Lejos de la imagen de inseguridad que algunos proyectan, las cifras del Ministerio del Interior muestran que la criminalidad convencional en España se sitúa en niveles históricamente bajos (40,6 delitos por cada mil habitantes), desmontando la relación directa entre migración y delincuencia. De hecho, la población extranjera es un motor real de nuestra economía: en 2025, la afiliación de extranjeros a la Seguridad Social alcanzó un máximo histórico con más de 3 millones de cotizantes en toda España.
El inmigrante que madruga para trabajar en nuestra hostelería o en nuestros campos, y que en nuestra provincia representan el 23 % de la población, paga el mismo IVA por una barra de pan que el alcalde de Alicante o cualquier exconcejala. Su presencia no es una amenaza, es el motor que permite a nuestra provincia mantenerse como una de las más productivas de España y garantiza, de paso, nuestras pensiones; su esfuerzo no nos «reemplaza», nos sostiene.

¿Quién reemplaza a quién?
¿Saben dónde se está produciendo un reemplazo real? En Gaza, donde el sionismo colonialista invade sin complejos un país vía genocidio. U otro más cercano: el de la gentrificación en nuestros barrios. Somos expulsados de nuestras viviendas por alquileres turísticos impagables —Benidorm, por ejemplo, registró en 2025 más de 16 millones de pernoctaciones—. Ese es el reemplazo que debería preocuparnos: el del vecino de toda la vida por una maleta con ruedas.
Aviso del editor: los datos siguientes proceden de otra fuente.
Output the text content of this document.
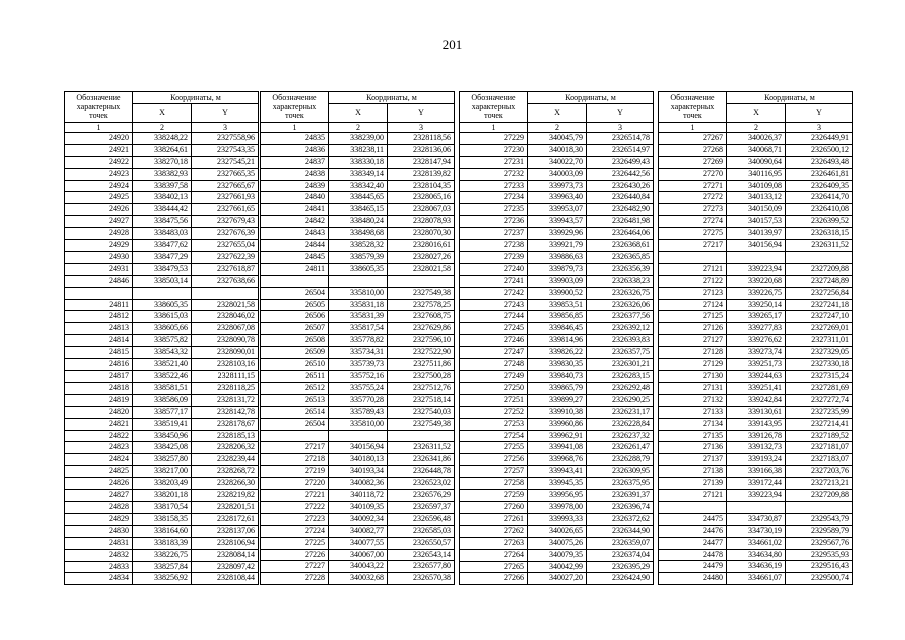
201
Обозначение характерных точек	Координаты, м	
	X	Y
1	2	3
24920	338248,22	2327558,96
24921	338264,61	2327543,35
24922	338270,18	2327545,21
24923	338382,93	2327665,35
24924	338397,58	2327665,67
24925	338402,13	2327661,93
24926	338444,42	2327661,65
24927	338475,56	2327679,43
24928	338483,03	2327676,39
24929	338477,62	2327655,04
24930	338477,29	2327622,39
24931	338479,53	2327618,87
24846	338503,14	2327638,66

24811	338605,35	2328021,58
24812	338615,03	2328046,02
24813	338605,66	2328067,08
24814	338575,82	2328090,78
24815	338543,32	2328090,01
24816	338521,40	2328103,16
24817	338522,46	2328111,15
24818	338581,51	2328118,25
24819	338586,09	2328131,72
24820	338577,17	2328142,78
24821	338519,41	2328178,67
24822	338450,96	2328185,13
24823	338425,08	2328206,32
24824	338257,80	2328239,44
24825	338217,00	2328268,72
24826	338203,49	2328266,30
24827	338201,18	2328219,82
24828	338170,54	2328201,51
24829	338158,35	2328172,61
24830	338164,60	2328137,06
24831	338183,39	2328106,94
24832	338226,75	2328084,14
24833	338257,84	2328097,42
24834	338256,92	2328108,44
Обозначение характерных точек	Координаты, м	
	X	Y
1	2	3
24835	338239,00	2328118,56
24836	338238,11	2328136,06
24837	338330,18	2328147,94
24838	338349,14	2328139,82
24839	338342,40	2328104,35
24840	338445,65	2328065,16
24841	338465,15	2328067,03
24842	338480,24	2328078,93
24843	338498,68	2328070,30
24844	338528,32	2328016,61
24845	338579,39	2328027,26
24811	338605,35	2328021,58

26504	335810,00	2327549,38
26505	335831,18	2327578,25
26506	335831,39	2327608,75
26507	335817,54	2327629,86
26508	335778,82	2327596,10
26509	335734,31	2327522,90
26510	335739,73	2327511,86
26511	335752,16	2327500,28
26512	335755,24	2327512,76
26513	335770,28	2327518,14
26514	335789,43	2327540,03
26504	335810,00	2327549,38

27217	340156,94	2326311,52
27218	340180,13	2326341,86
27219	340193,34	2326448,78
27220	340082,36	2326523,02
27221	340118,72	2326576,29
27222	340109,35	2326597,37
27223	340092,34	2326596,48
27224	340082,77	2326585,03
27225	340077,55	2326550,57
27226	340067,00	2326543,14
27227	340043,22	2326577,80
27228	340032,68	2326570,38
Обозначение характерных точек	Координаты, м	
	X	Y
1	2	3
27229	340045,79	2326514,78
27230	340018,30	2326514,97
27231	340022,70	2326499,43
27232	340003,09	2326442,56
27233	339973,73	2326430,26
27234	339963,40	2326440,84
27235	339953,07	2326482,90
27236	339943,57	2326481,98
27237	339929,96	2326464,06
27238	339921,79	2326368,61
27239	339886,63	2326365,85
27240	339879,73	2326356,39
27241	339903,09	2326338,23
27242	339900,52	2326326,75
27243	339853,51	2326326,06
27244	339856,85	2326377,56
27245	339846,45	2326392,12
27246	339814,96	2326393,83
27247	339826,22	2326357,75
27248	339830,35	2326301,21
27249	339840,73	2326283,15
27250	339865,79	2326292,48
27251	339899,27	2326290,25
27252	339910,38	2326231,17
27253	339960,86	2326228,84
27254	339962,91	2326237,32
27255	339941,08	2326261,47
27256	339968,76	2326288,79
27257	339943,41	2326309,95
27258	339945,35	2326375,95
27259	339956,95	2326391,37
27260	339978,00	2326396,74
27261	339993,33	2326372,62
27262	340026,65	2326344,90
27263	340075,26	2326359,07
27264	340079,35	2326374,04
27265	340042,99	2326395,29
27266	340027,20	2326424,90
Обозначение характерных точек	Координаты, м	
	X	Y
1	2	3
27267	340026,37	2326449,91
27268	340068,71	2326500,12
27269	340090,64	2326493,48
27270	340116,95	2326461,81
27271	340109,08	2326409,35
27272	340133,12	2326414,70
27273	340150,09	2326410,08
27274	340157,53	2326399,52
27275	340139,97	2326318,15
27217	340156,94	2326311,52

27121	339223,94	2327209,88
27122	339220,68	2327248,89
27123	339226,75	2327256,84
27124	339250,14	2327241,18
27125	339265,17	2327247,10
27126	339277,83	2327269,01
27127	339276,62	2327311,01
27128	339273,74	2327329,05
27129	339251,73	2327330,18
27130	339244,63	2327315,24
27131	339251,41	2327281,69
27132	339242,84	2327272,74
27133	339130,61	2327235,99
27134	339143,95	2327214,41
27135	339126,78	2327189,52
27136	339132,73	2327181,07
27137	339193,24	2327183,07
27138	339166,38	2327203,76
27139	339172,44	2327213,21
27121	339223,94	2327209,88

24475	334730,87	2329543,79
24476	334730,19	2329589,79
24477	334661,02	2329567,76
24478	334634,80	2329535,93
24479	334636,19	2329516,43
24480	334661,07	2329500,74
Mientras nos asustan con invasiones inventadas, pretenden ocultarnos el reemplazo de nuestros valores humanos por credos integristas. ¿Por qué nos hacen creer que un extranjero es una amenaza, pero un turista es un bien sagrado? ¿Por qué tememos a otras culturas mientras asumimos sin crítica la «yanquización» de nuestro lenguaje y costumbres? ¿Por qué el kebab o la empanada argentina son un ataque a la identidad y no lo es un Big Mac? ¿Por qué España se estremece si una mujer magrebí lleva un velo, pero lo acepta en una monja o en la esposa de un jeque del Golfo?
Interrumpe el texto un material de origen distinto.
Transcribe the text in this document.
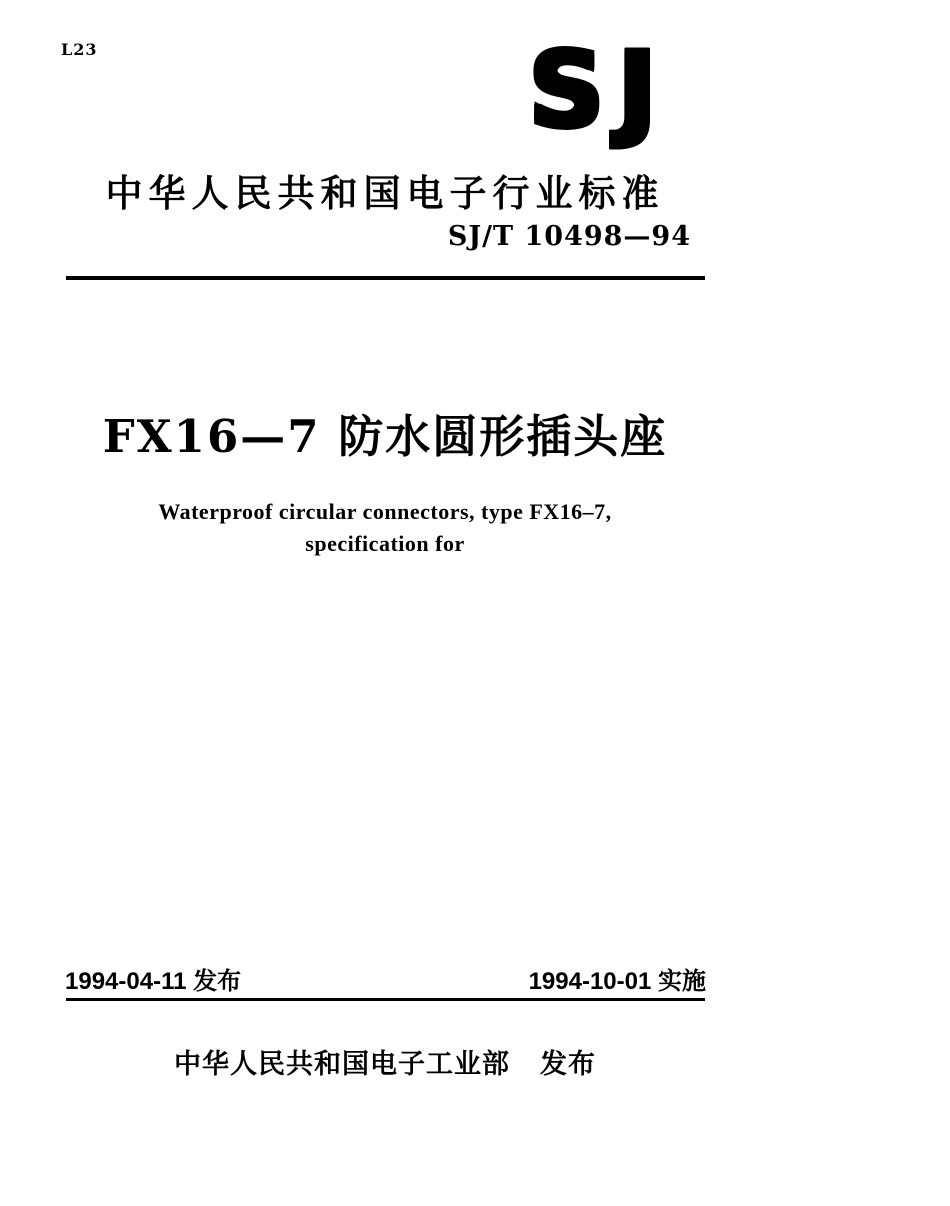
L23	SJ
中华人民共和国电子行业标准
SJ/T 10498—94
FX16—7 防水圆形插头座
Waterproof circular connectors, type FX16–7,
specification for
1994-04-11 发布	1994-10-01 实施
中华人民共和国电子工业部 发布
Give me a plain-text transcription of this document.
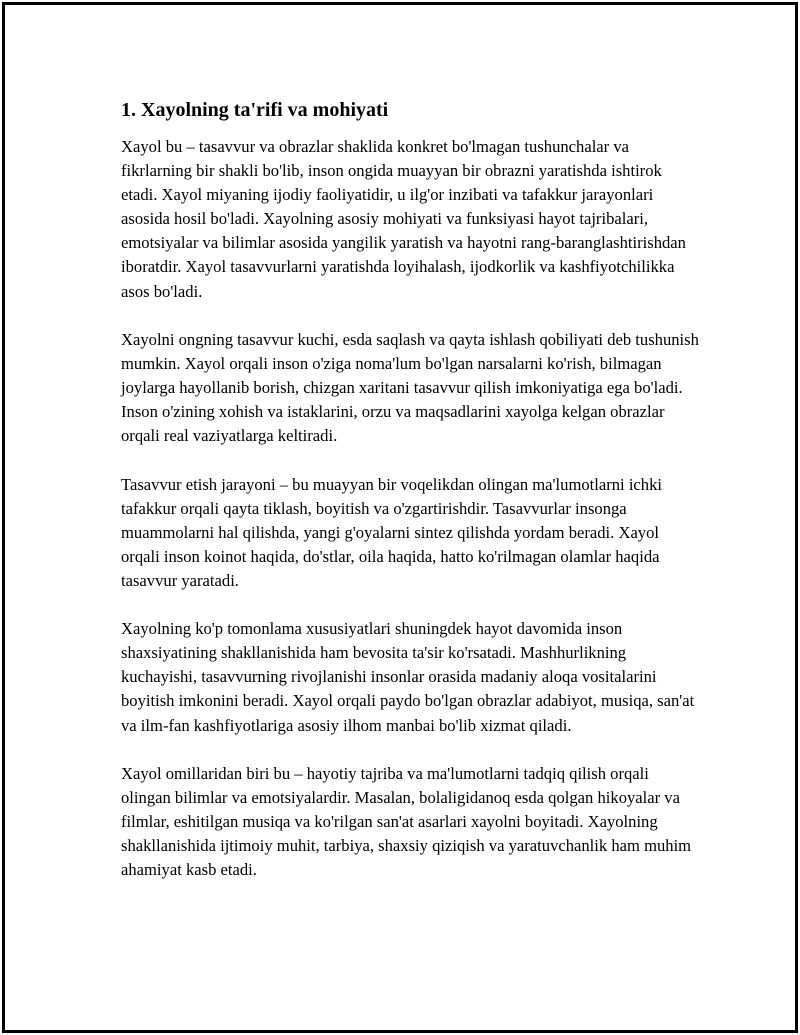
1. Xayolning ta'rifi va mohiyati

Xayol bu – tasavvur va obrazlar shaklida konkret bo'lmagan tushunchalar va fikrlarning bir shakli bo'lib, inson ongida muayyan bir obrazni yaratishda ishtirok etadi. Xayol miyaning ijodiy faoliyatidir, u ilg'or inzibati va tafakkur jarayonlari asosida hosil bo'ladi. Xayolning asosiy mohiyati va funksiyasi hayot tajribalari, emotsiyalar va bilimlar asosida yangilik yaratish va hayotni rang-baranglashtirishdan iboratdir. Xayol tasavvurlarni yaratishda loyihalash, ijodkorlik va kashfiyotchilikka asos bo'ladi.

Xayolni ongning tasavvur kuchi, esda saqlash va qayta ishlash qobiliyati deb tushunish mumkin. Xayol orqali inson o'ziga noma'lum bo'lgan narsalarni ko'rish, bilmagan joylarga hayollanib borish, chizgan xaritani tasavvur qilish imkoniyatiga ega bo'ladi. Inson o'zining xohish va istaklarini, orzu va maqsadlarini xayolga kelgan obrazlar orqali real vaziyatlarga keltiradi.

Tasavvur etish jarayoni – bu muayyan bir voqelikdan olingan ma'lumotlarni ichki tafakkur orqali qayta tiklash, boyitish va o'zgartirishdir. Tasavvurlar insonga muammolarni hal qilishda, yangi g'oyalarni sintez qilishda yordam beradi. Xayol orqali inson koinot haqida, do'stlar, oila haqida, hatto ko'rilmagan olamlar haqida tasavvur yaratadi.

Xayolning ko'p tomonlama xususiyatlari shuningdek hayot davomida inson shaxsiyatining shakllanishida ham bevosita ta'sir ko'rsatadi. Mashhurlikning kuchayishi, tasavvurning rivojlanishi insonlar orasida madaniy aloqa vositalarini boyitish imkonini beradi. Xayol orqali paydo bo'lgan obrazlar adabiyot, musiqa, san'at va ilm-fan kashfiyotlariga asosiy ilhom manbai bo'lib xizmat qiladi.

Xayol omillaridan biri bu – hayotiy tajriba va ma'lumotlarni tadqiq qilish orqali olingan bilimlar va emotsiyalardir. Masalan, bolaligidanoq esda qolgan hikoyalar va filmlar, eshitilgan musiqa va ko'rilgan san'at asarlari xayolni boyitadi. Xayolning shakllanishida ijtimoiy muhit, tarbiya, shaxsiy qiziqish va yaratuvchanlik ham muhim ahamiyat kasb etadi.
Incluso aquí, en nostra terreta: ¿por qué hablar valencià en Alacant parece «romper España», pero es cool usar términos como spoiler, target u outfit?
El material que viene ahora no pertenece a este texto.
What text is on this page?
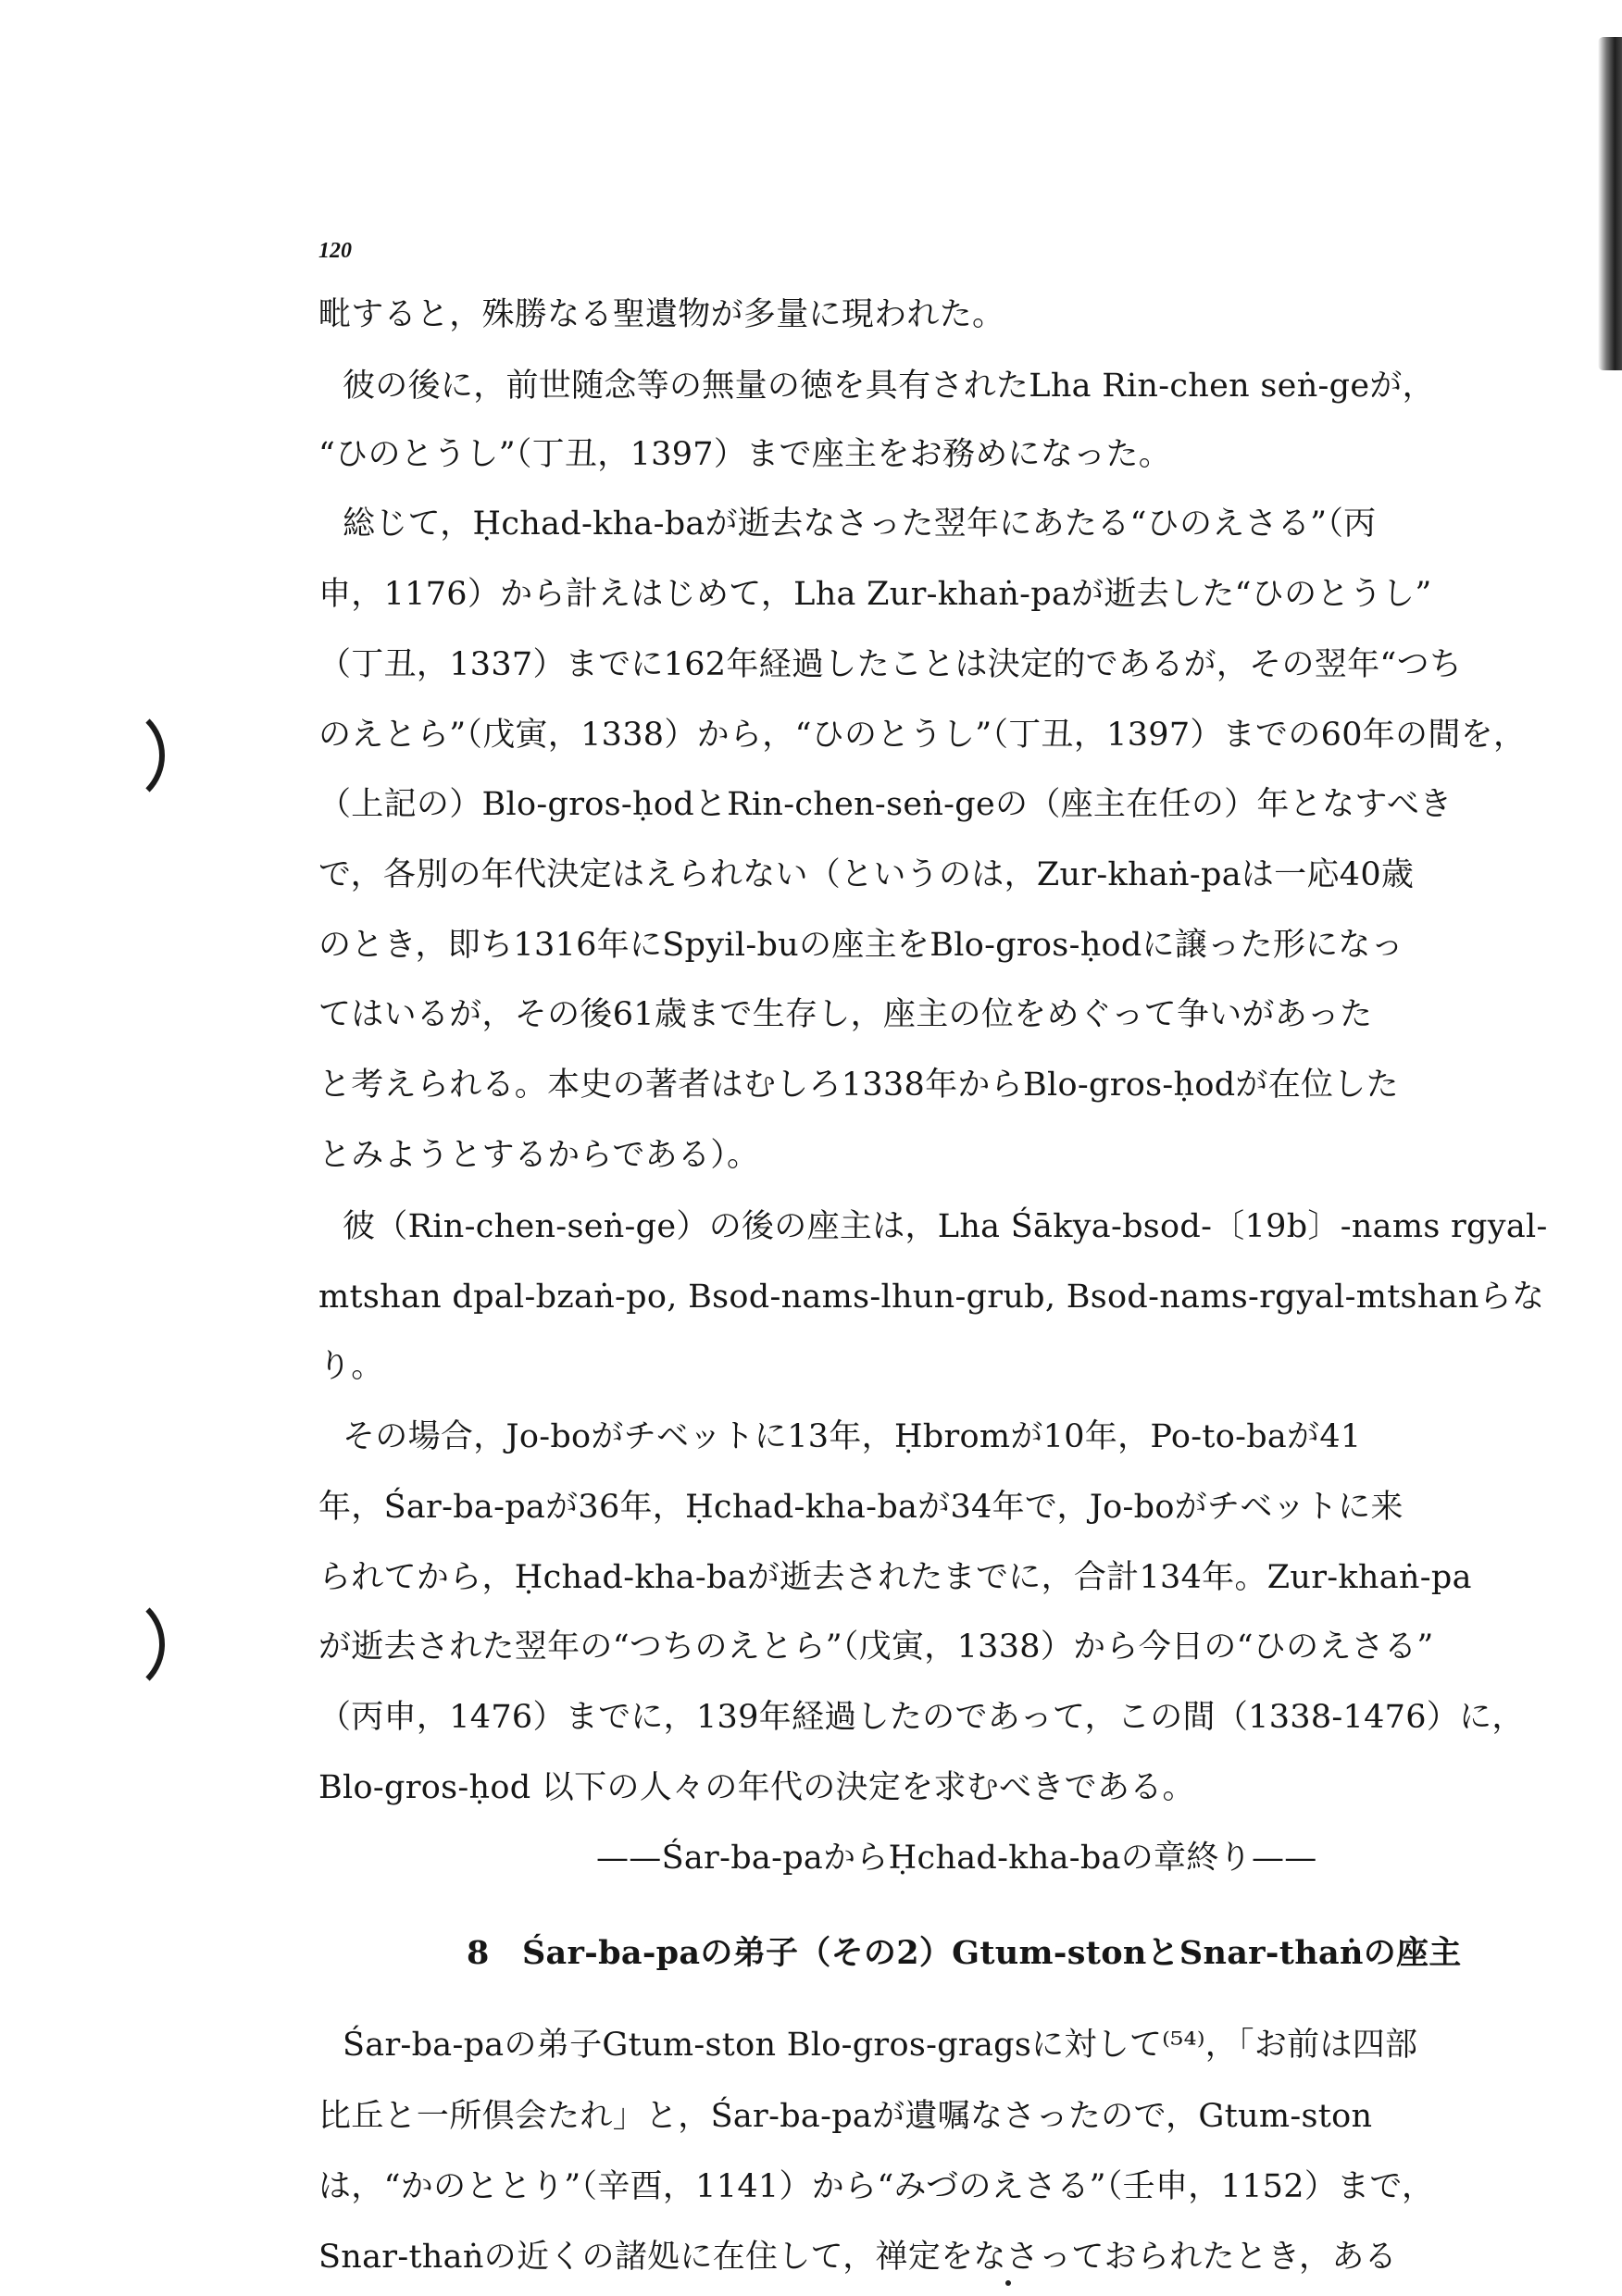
120
毗すると，殊勝なる聖遺物が多量に現われた。
彼の後に，前世随念等の無量の徳を具有されたLha Rin-chen seṅ-geが，
“ひのとうし”（丁丑，1397）まで座主をお務めになった。
総じて，Ḥchad-kha-baが逝去なさった翌年にあたる“ひのえさる”（丙
申，1176）から計えはじめて，Lha Zur-khaṅ-paが逝去した“ひのとうし”
（丁丑，1337）までに162年経過したことは決定的であるが，その翌年“つち
のえとら”（戊寅，1338）から，“ひのとうし”（丁丑，1397）までの60年の間を，
（上記の）Blo-gros-ḥodとRin-chen-seṅ-geの（座主在任の）年となすべき
で，各別の年代決定はえられない（というのは，Zur-khaṅ-paは一応40歳
のとき，即ち1316年にSpyil-buの座主をBlo-gros-ḥodに譲った形になっ
てはいるが，その後61歳まで生存し，座主の位をめぐって争いがあった
と考えられる。本史の著者はむしろ1338年からBlo-gros-ḥodが在位した
とみようとするからである）。
彼（Rin-chen-seṅ-ge）の後の座主は，Lha Śākya-bsod-〔19b〕-nams rgyal-
mtshan dpal-bzaṅ-po, Bsod-nams-lhun-grub, Bsod-nams-rgyal-mtshanらな
り。
その場合，Jo-boがチベットに13年，Ḥbromが10年，Po-to-baが41
年，Śar-ba-paが36年，Ḥchad-kha-baが34年で，Jo-boがチベットに来
られてから，Ḥchad-kha-baが逝去されたまでに，合計134年。Zur-khaṅ-pa
が逝去された翌年の“つちのえとら”（戊寅，1338）から今日の“ひのえさる”
（丙申，1476）までに，139年経過したのであって，この間（1338-1476）に，
Blo-gros-ḥod 以下の人々の年代の決定を求むべきである。
——Śar-ba-paからḤchad-kha-baの章終り——
8　Śar-ba-paの弟子（その2）Gtum-stonとSnar-thaṅの座主
Śar-ba-paの弟子Gtum-ston Blo-gros-gragsに対して⁽⁵⁴⁾，「お前は四部
比丘と一所倶会たれ」と，Śar-ba-paが遺嘱なさったので，Gtum-ston
は，“かのととり”（辛酉，1141）から“みづのえさる”（壬申，1152）まで，
Snar-thaṅの近くの諸処に在住して，禅定をなさっておられたとき，ある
Se pongan como se pongan, nunca será una amenaza el camarero argentino del Postiguet ni la doctora cubana que nos salva en urgencias ni la trabajadora de hogar colombiana.
Nuestra España no tiene nada que ver con la imagen que venden los fanáticos y trumpistas. La España del siglo XXI no odia ni comulga con el negacionismo. España es tan diversa como una persona gallega y otra gaditana; es la tortilla con cebolla o sin ella; es el reguetón y son las sevillanas. Eso es España. Lo otro… póngale usted el nombre, pero no nos pidan que lo compremos.